The Dam as a Tourist Attraction

It is an "urban type" dam close to Uji City. Within as little as 2.3 km from this dam are Byodo-in Temple (a World Heritage Site), Uji-bashi Bridge, and Amagase Forest Park. Many tourists visit this dam by sightseeing bus, because it is close to Kyoto City, and from here Keiji Bypass provides easy access to Otsu City, Mt. Hiei, and Ishiyama-dera Temple. This dam is also popular among elementary school children in the Kansai region, who visit it on school excursions or social studies trips. The lake was named 'Lake Ho-o' in 1987, because it is close to Hoo-do Hall of Byodo-in Temple and the dam body looks like a ho-o (a phoenix) with its wings extended.
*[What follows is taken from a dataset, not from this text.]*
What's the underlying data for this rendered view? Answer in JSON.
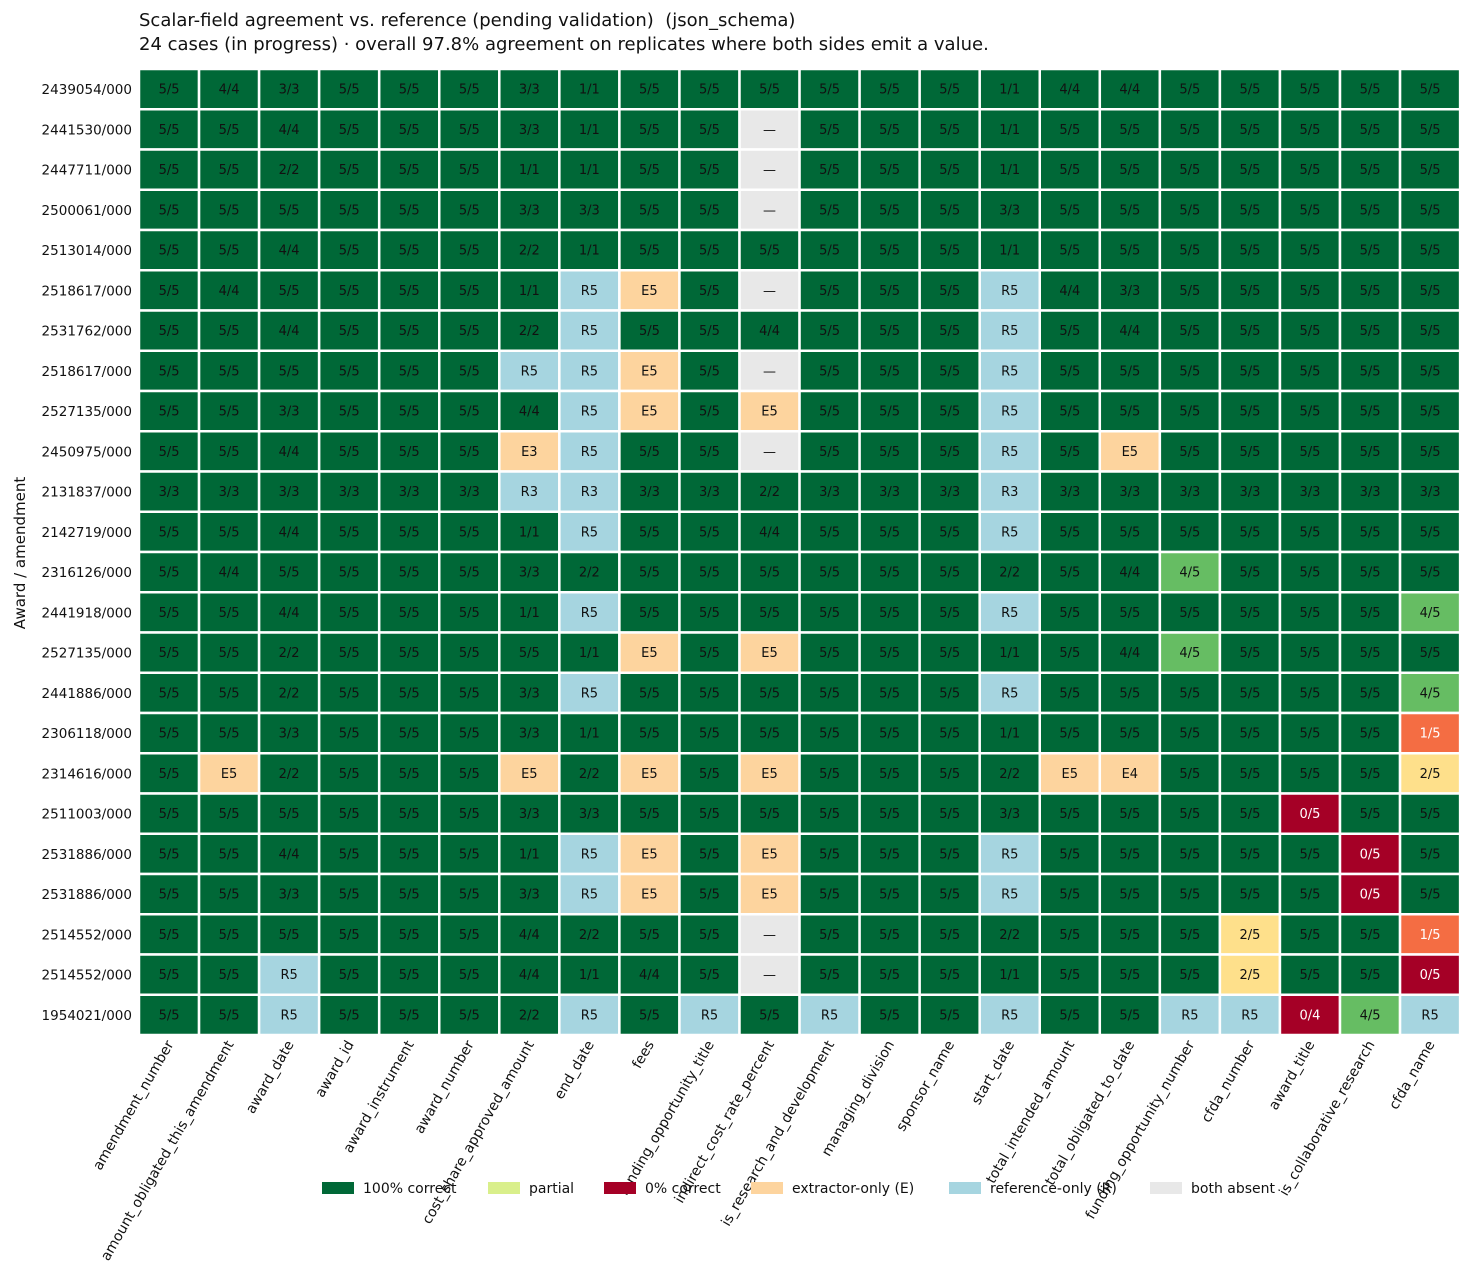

It has also scenic spots of cherry blossoms and colored leaves.

The 'Renewal Plan of Amagase Dam' had been underway since 1989 to strengthen the functions of flood control and to build the biggest tailrace tunnel in Japan for a greater utilization of its water. However, the plan was reassessed in 2003 due to opposition movements and a decline in water demand. Although the Ministry of Land, Infrastructure and Transport intends to continue this project, the Yodo-gawa River System Committee has recommended to abandon the plan, so the project is considered to be unlikely to reach completion.